Tuesday, 20 March 2012



How fitting that I am up at 5:30 on the first day of spring. I have had this little embarrassing problem since I was a kid; every so often, I have a ridiculously gruesome nightmare, and I wake up and am too chicken to go back to sleep lest it continue. Usually I end up getting up, checking the door locks, and watching Canada AM until the sun rises. The few times that hubby has goaded me into watching a horror flick with him, this has been my pattern for sometimes weeks afterward. No slasher flick last night, just a bad dream. But, bonus, I forgot it was officially Spring today, and I'm up to get an early start to the day's chores so I can enjoy the sun later, an watch it rise shortly.
I love how the days suddenly get so much longer now. All of a sudden, 4:30pm darkness seems a distant memory. I have a really nice neighbour next door and yesterday evening I saw her kids head off with their dad for the evening, so I brought two chairs and a bottle of wine out onto my stoop and walked over and knocked on  her door. "Okay, I know your kids are gone, so come have a drink with me." I think I said. She didn't need much convincing. She had a sparkly shamrock tattoo on her arm- she is a nurse but also works at one of the local pubs to help pay for her son's triple A hockey. It frustrates me that children's sports are so prohibitively expensive; her son has a lot of talent and obviously loves the game, so she does what she has to, but it shouldn't have to be that way, I don't think. A mother shouldn't have to be out serving drinks at 2am on a Friday night when she could be at home with her family.
I really enjoyed sitting on the porch and watching the world go by with her, getting a little buzzed and laughing at how "country" we were, drinking out on the street. She joked that since there is no backyard behind her apartment, she could never enjoy a drink outside because she didn't want to be seen sitting on her front stoop drinking by herself. I told her to embrace her inner redneck* a little, and soon we had a little crowd of other neighbours that came out to join us. I do not enjoy the cramped feeling of living right on the main drag of town, but I do so very much enjoy the sense of community.

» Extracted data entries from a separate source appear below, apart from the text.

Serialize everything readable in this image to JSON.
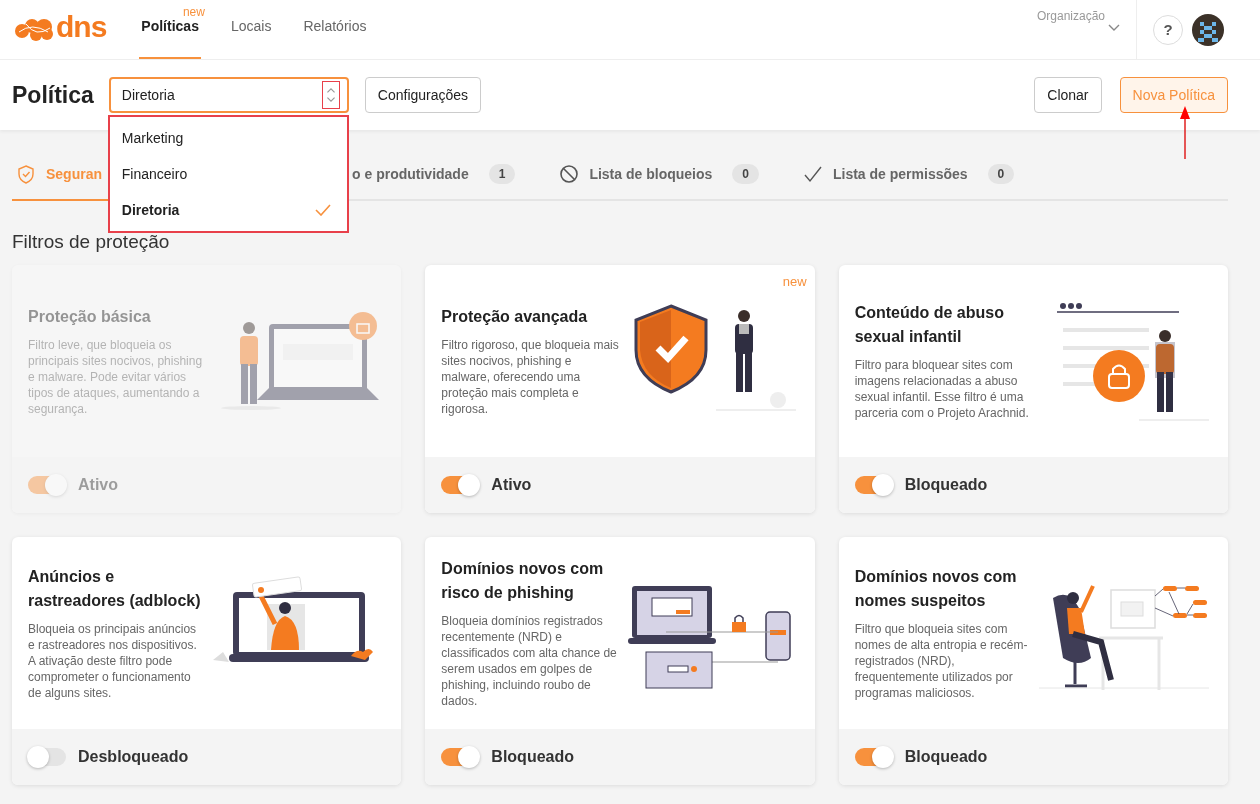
{
  "header": {
    "logo": "dns",
    "nav": [
      {
        "label": "Políticas",
        "selected": true,
        "badge": "new"
      },
      {
        "label": "Locais",
        "selected": false
      },
      {
        "label": "Relatórios",
        "selected": false
      }
    ],
    "organization_select": {
      "label": "Organização"
    },
    "help": "?"
  },
  "toolbar": {
    "title": "Política",
    "policy_select": {
      "value": "Diretoria",
      "expanded": true,
      "highlighted": true
    },
    "settings_button": "Configurações",
    "clone_button": "Clonar",
    "new_button": {
      "label": "Nova Política",
      "annotated": true
    }
  },
  "policy_menu": [
    {
      "label": "Marketing",
      "selected": false
    },
    {
      "label": "Financeiro",
      "selected": false
    },
    {
      "label": "Diretoria",
      "selected": true
    }
  ],
  "tabs": [
    {
      "label": "Seguran",
      "selected": true,
      "kind": "shield"
    },
    {
      "label": "o e produtividade",
      "selected": false,
      "count": "1",
      "kind": "plain"
    },
    {
      "label": "Lista de bloqueios",
      "selected": false,
      "count": "0",
      "kind": "block"
    },
    {
      "label": "Lista de permissões",
      "selected": false,
      "count": "0",
      "kind": "check"
    }
  ],
  "section_title": "Filtros de proteção",
  "cards": [
    {
      "title": "Proteção básica",
      "description": "Filtro leve, que bloqueia os principais sites nocivos, phishing e malware. Pode evitar vários tipos de ataques, aumentando a segurança.",
      "on": true,
      "disabled": true,
      "status": "Ativo",
      "kind": "laptop-woman"
    },
    {
      "title": "Proteção avançada",
      "description": "Filtro rigoroso, que bloqueia mais sites nocivos, phishing e malware, oferecendo uma proteção mais completa e rigorosa.",
      "on": true,
      "disabled": false,
      "status": "Ativo",
      "badge": "new",
      "kind": "shield-man"
    },
    {
      "title": "Conteúdo de abuso sexual infantil",
      "description": "Filtro para bloquear sites com imagens relacionadas a abuso sexual infantil. Esse filtro é uma parceria com o Projeto Arachnid.",
      "on": true,
      "disabled": false,
      "status": "Bloqueado",
      "kind": "lock-page"
    },
    {
      "title": "Anúncios e rastreadores (adblock)",
      "description": "Bloqueia os principais anúncios e rastreadores nos dispositivos. A ativação deste filtro pode comprometer o funcionamento de alguns sites.",
      "on": false,
      "disabled": false,
      "status": "Desbloqueado",
      "kind": "laptop-person"
    },
    {
      "title": "Domínios novos com risco de phishing",
      "description": "Bloqueia domínios registrados recentemente (NRD) e classificados com alta chance de serem usados em golpes de phishing, incluindo roubo de dados.",
      "on": true,
      "disabled": false,
      "status": "Bloqueado",
      "kind": "devices"
    },
    {
      "title": "Domínios novos com nomes suspeitos",
      "description": "Filtro que bloqueia sites com nomes de alta entropia e recém-registrados (NRD), frequentemente utilizados por programas maliciosos.",
      "on": true,
      "disabled": false,
      "status": "Bloqueado",
      "kind": "chair-network"
    }
  ]
}
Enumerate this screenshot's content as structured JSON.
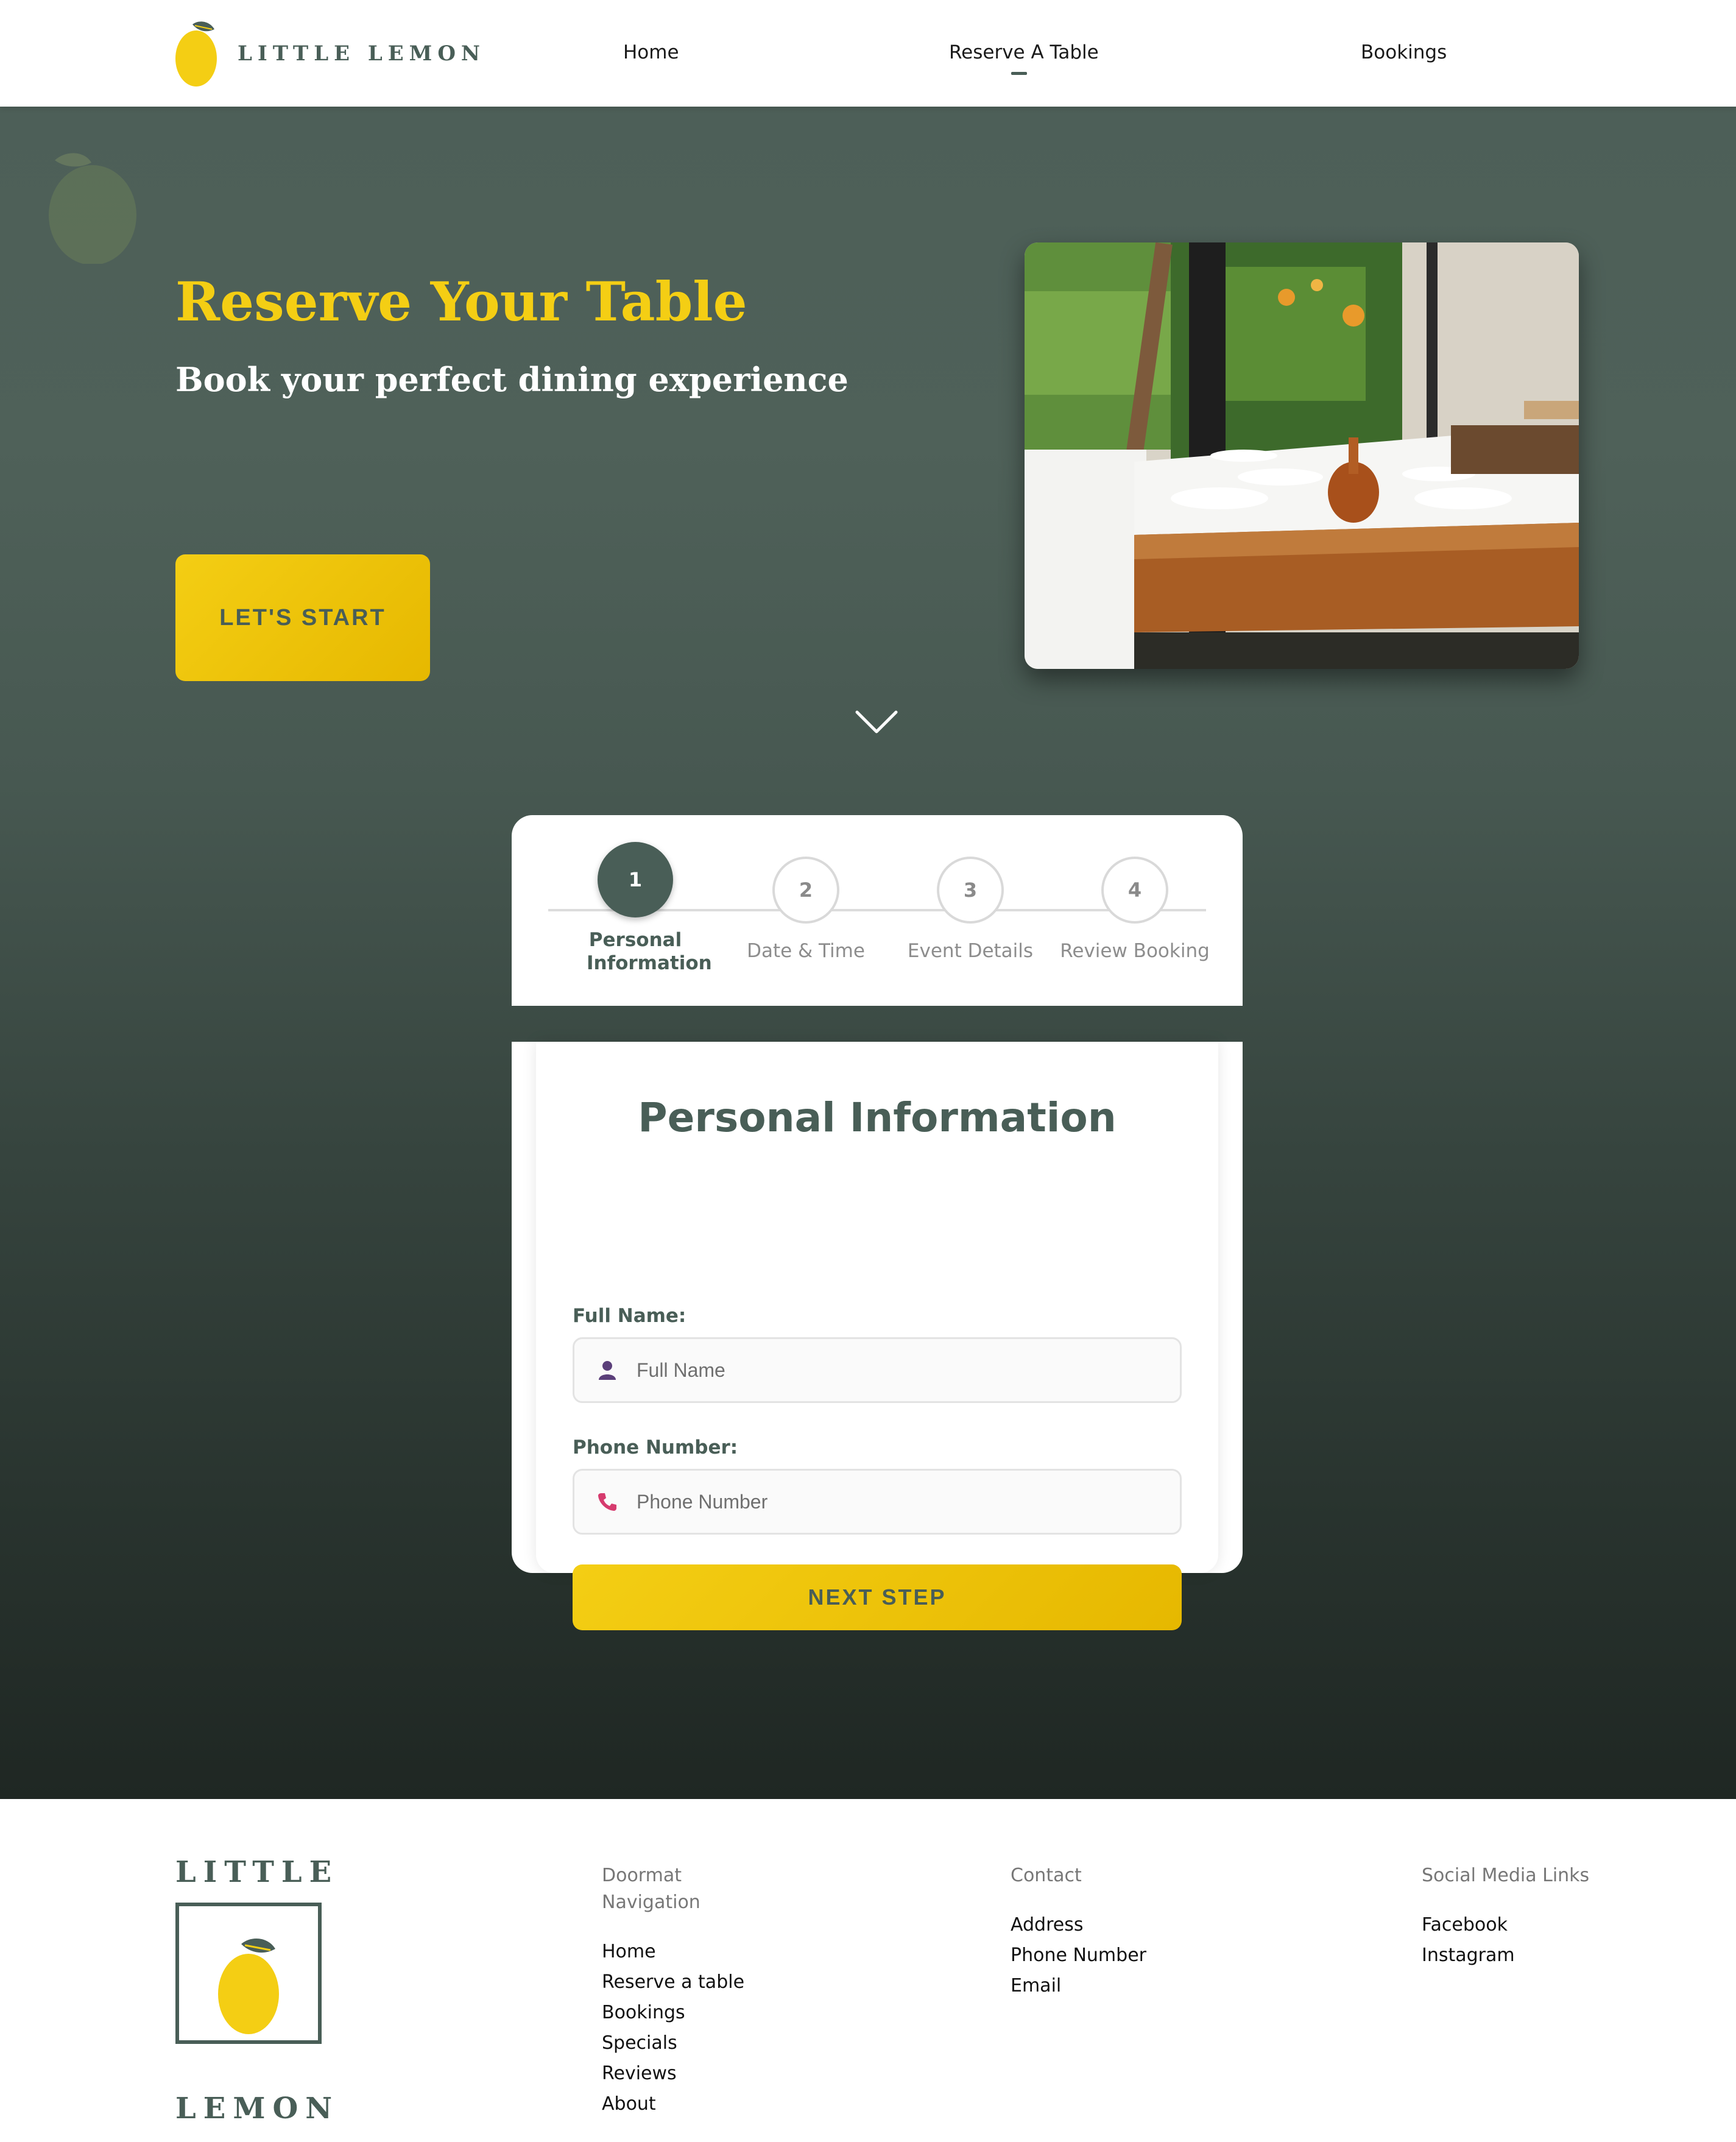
{
  "header": {
    "logo_text": "LITTLE LEMON",
    "nav": {
      "home": "Home",
      "reserve": "Reserve A Table",
      "bookings": "Bookings"
    }
  },
  "hero": {
    "title": "Reserve Your Table",
    "subtitle": "Book your perfect dining experience",
    "cta_label": "LET'S START"
  },
  "stepper": {
    "steps": [
      {
        "number": "1",
        "label": "Personal Information",
        "active": true
      },
      {
        "number": "2",
        "label": "Date & Time",
        "active": false
      },
      {
        "number": "3",
        "label": "Event Details",
        "active": false
      },
      {
        "number": "4",
        "label": "Review Booking",
        "active": false
      }
    ]
  },
  "form": {
    "title": "Personal Information",
    "full_name_label": "Full Name:",
    "full_name_placeholder": "Full Name",
    "full_name_value": "",
    "phone_label": "Phone Number:",
    "phone_placeholder": "Phone Number",
    "phone_value": "",
    "next_label": "NEXT STEP"
  },
  "footer": {
    "logo_top": "LITTLE",
    "logo_bottom": "LEMON",
    "nav_heading": "Doormat Navigation",
    "nav_links": [
      "Home",
      "Reserve a table",
      "Bookings",
      "Specials",
      "Reviews",
      "About"
    ],
    "contact_heading": "Contact",
    "contact_links": [
      "Address",
      "Phone Number",
      "Email"
    ],
    "social_heading": "Social Media Links",
    "social_links": [
      "Facebook",
      "Instagram"
    ]
  },
  "colors": {
    "brand_green": "#495E57",
    "brand_yellow": "#F4CE14"
  },
  "icons": {
    "user": "user-icon",
    "phone": "phone-icon",
    "chevron": "chevron-down-icon",
    "lemon": "lemon-logo-icon"
  }
}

I'm going to get the household paperwork done now while the babe sleeps, then feed us both in an hour or two. We'll get dressed for the day, say our morning prayer together, give the snakes fresh water, and take the dog for a walk. Tuesday is bathroom cleaning day, and if it's sunny I'll put the clothesline to work. The diaper liners could use a day disinfecting in the sun after a winter of drying in the dryer.

If I can get the mundane stuff over with early, I'll spend the rest of the day enjoying the sun and working in the garden. There is so much to do and it is slow, slogging work cleaning out all the beds, since I did not do any tidying up last fall. I also really need to pooper-scoop. I might need a backhoe. Ugh.

Isn't it amazing how much we aspire to before the day gets started! Ha!
What are you up to today?


*If anyone is inclined to feel offended at this term, I should qualify it by saying that I use it with a sense of pride, not in a derogatory way. Rednecks used to refer to hard working union men, coal miners and oil rig workers. My hubby always calls himself a redneck because every year, the first warm day in spring his neck turns the colour of tanned leather in the sun and stays that way 'til winter. These days the word has been commandeered to refer to poor, uneducated country folk. Well, this porch-drinking, university-educated, aspiring intellectual-agrarian is taking it back.